Problems and Solutions #
This leaves some problems:
Problem 1: Where do we store the size of a chunk?
- We’re the memory allocator. We can just allocate a bigger chunk and store the size in the chunk.
- We want to put it at the beginning of the chunk so we can find it again.
So when someone requests a chunk of size B, we allocate B + 8 bytes layed out as follows:
- Size (size_t = 8 bytes)
- That many bytes of memory for the user.
We return a pointer to the memory after the size.
When the memory is freed, we can find the size by subtracting 8 bytes from the pointer we got.
Problem 2: Where do we store the free list?
- The free list is made up of chunks of free memory.

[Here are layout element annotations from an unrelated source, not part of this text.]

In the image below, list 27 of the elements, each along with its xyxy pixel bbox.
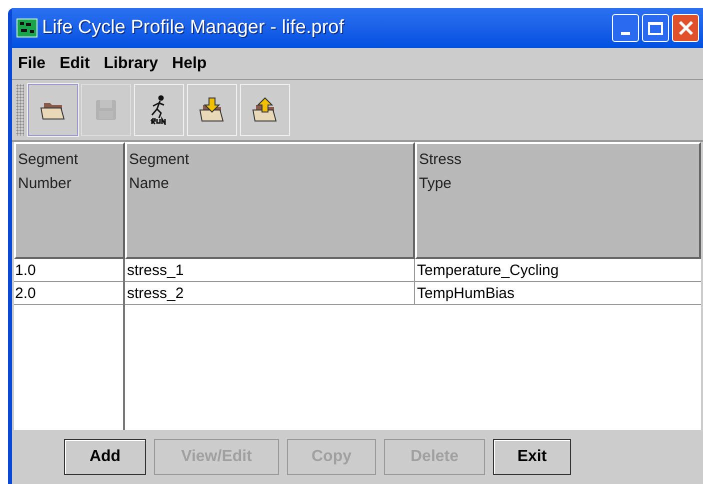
table-cell: 1.0: [14, 259, 123, 282]
maximize-icon: [648, 22, 663, 34]
table-cell-text: TempHumBias: [416, 284, 516, 304]
dialog-button[interactable]: Exit: [493, 439, 571, 475]
menu-item[interactable]: Edit: [60, 52, 90, 76]
table-cell: 2.0: [14, 282, 123, 305]
column-header[interactable]: Segment Number: [14, 142, 125, 259]
toolbar-grip[interactable]: [16, 84, 24, 136]
table-cell-text: Temperature_Cycling: [416, 261, 560, 281]
window-title: Life Cycle Profile Manager - life.prof: [42, 16, 346, 40]
folder-down-arrow-icon: [198, 97, 226, 123]
minimize-icon: [621, 32, 630, 35]
dialog-button[interactable]: Add: [64, 439, 146, 475]
column-header[interactable]: Stress Type: [415, 142, 701, 259]
menu-item[interactable]: Library: [104, 52, 158, 76]
table-cell: stress_1: [125, 259, 415, 281]
folder-up-arrow-icon: [251, 97, 279, 123]
app-icon: [16, 18, 38, 38]
minimize-button[interactable]: [612, 14, 639, 42]
menu-item[interactable]: File: [18, 52, 46, 76]
close-icon: [678, 20, 694, 36]
close-button[interactable]: [672, 14, 699, 42]
menu-item[interactable]: Help: [172, 52, 207, 76]
column-header[interactable]: Segment Name: [125, 142, 415, 259]
table-cell: stress_2: [125, 282, 415, 304]
toolbar-button[interactable]: [28, 84, 78, 136]
maximize-button[interactable]: [642, 14, 669, 42]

- We can store the list in the memory itself.
- Easy to lay out a singly or doubly linked list in the memory.
- This makes our minimum actual memory allocation be the size of a list cell.
Problem 3: Fragmentation
for (1..200) {
xs[ii] = malloc(800);
}
for (1..10) {
free(xs[ii]);
}
y = malloc(5000);
- We’d like to reuse the memory rather than requesting more from the OS.

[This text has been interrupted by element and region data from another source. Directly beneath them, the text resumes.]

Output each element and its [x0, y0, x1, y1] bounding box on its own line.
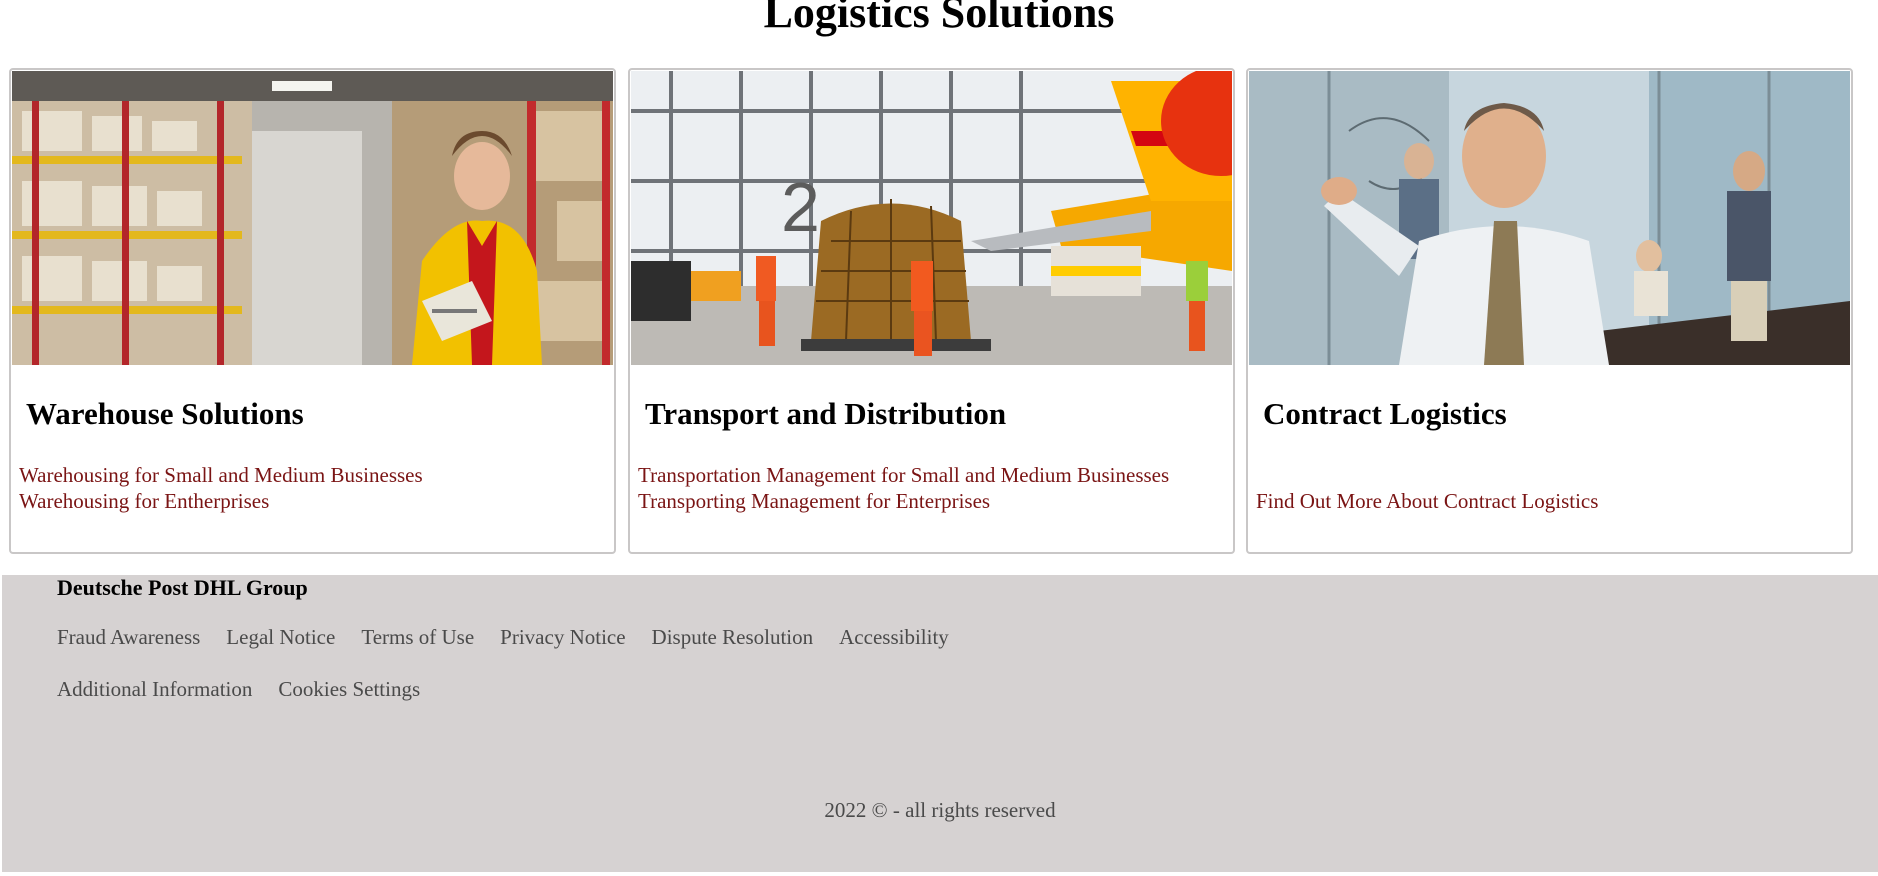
footer-link-additional-information[interactable]: Additional Information: [57, 676, 252, 702]
link-warehousing-smb[interactable]: Warehousing for Small and Medium Busines…: [19, 462, 609, 488]
card-links: Transportation Management for Small and …: [638, 462, 1228, 514]
footer-link-privacy-notice[interactable]: Privacy Notice: [500, 624, 625, 650]
card-transport-distribution: 2 Transport and Distribution Transportat…: [628, 68, 1235, 554]
footer-link-cookies-settings[interactable]: Cookies Settings: [278, 676, 420, 702]
card-title: Warehouse Solutions: [26, 396, 304, 431]
footer-links-row-1: Fraud Awareness Legal Notice Terms of Us…: [57, 624, 949, 650]
business-meeting-photo: [1249, 71, 1850, 365]
footer-link-dispute-resolution[interactable]: Dispute Resolution: [652, 624, 814, 650]
page-title: Logistics Solutions: [763, 0, 1115, 37]
footer-link-terms-of-use[interactable]: Terms of Use: [361, 624, 474, 650]
card-links: Find Out More About Contract Logistics: [1256, 462, 1846, 514]
warehouse-worker-photo: [12, 71, 613, 365]
svg-text:2: 2: [781, 168, 820, 246]
link-warehousing-enterprises[interactable]: Warehousing for Entherprises: [19, 488, 609, 514]
card-contract-logistics: Contract Logistics Find Out More About C…: [1246, 68, 1853, 554]
site-footer: Deutsche Post DHL Group Fraud Awareness …: [2, 575, 1878, 872]
card-links: Warehousing for Small and Medium Busines…: [19, 462, 609, 514]
footer-link-legal-notice[interactable]: Legal Notice: [226, 624, 335, 650]
footer-link-fraud-awareness[interactable]: Fraud Awareness: [57, 624, 200, 650]
copyright-text: 2022 © - all rights reserved: [824, 798, 1056, 822]
air-cargo-hangar-photo: 2: [631, 71, 1232, 365]
footer-brand: Deutsche Post DHL Group: [57, 575, 308, 600]
solutions-cards: Warehouse Solutions Warehousing for Smal…: [9, 68, 1853, 554]
footer-links-row-2: Additional Information Cookies Settings: [57, 676, 420, 702]
link-transportation-smb[interactable]: Transportation Management for Small and …: [638, 462, 1228, 488]
card-title: Transport and Distribution: [645, 396, 1007, 431]
card-warehouse-solutions: Warehouse Solutions Warehousing for Smal…: [9, 68, 616, 554]
footer-link-accessibility[interactable]: Accessibility: [839, 624, 949, 650]
link-contract-logistics-more[interactable]: Find Out More About Contract Logistics: [1256, 488, 1846, 514]
card-title: Contract Logistics: [1263, 396, 1507, 431]
link-transporting-enterprises[interactable]: Transporting Management for Enterprises: [638, 488, 1228, 514]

- When we free memory, we want to check the free list to see if we can combine the chunk we’re freeing with other chunks already on the list.
- We may need to combine more than once (A,C on free list, free B).
Problem 4: Big Allocations
- What if a program requests 10 GB of RAM and then frees it?
- We’d like to return that to the OS, not put it on the free list.
- Solution: Send large allocations directly to mmap, and then do a munmap when that memory is freed.
- For allocations over some threshold size, the cost of the syscall is going to be irrelevent.
- In this case we always allocate some number of whole pages.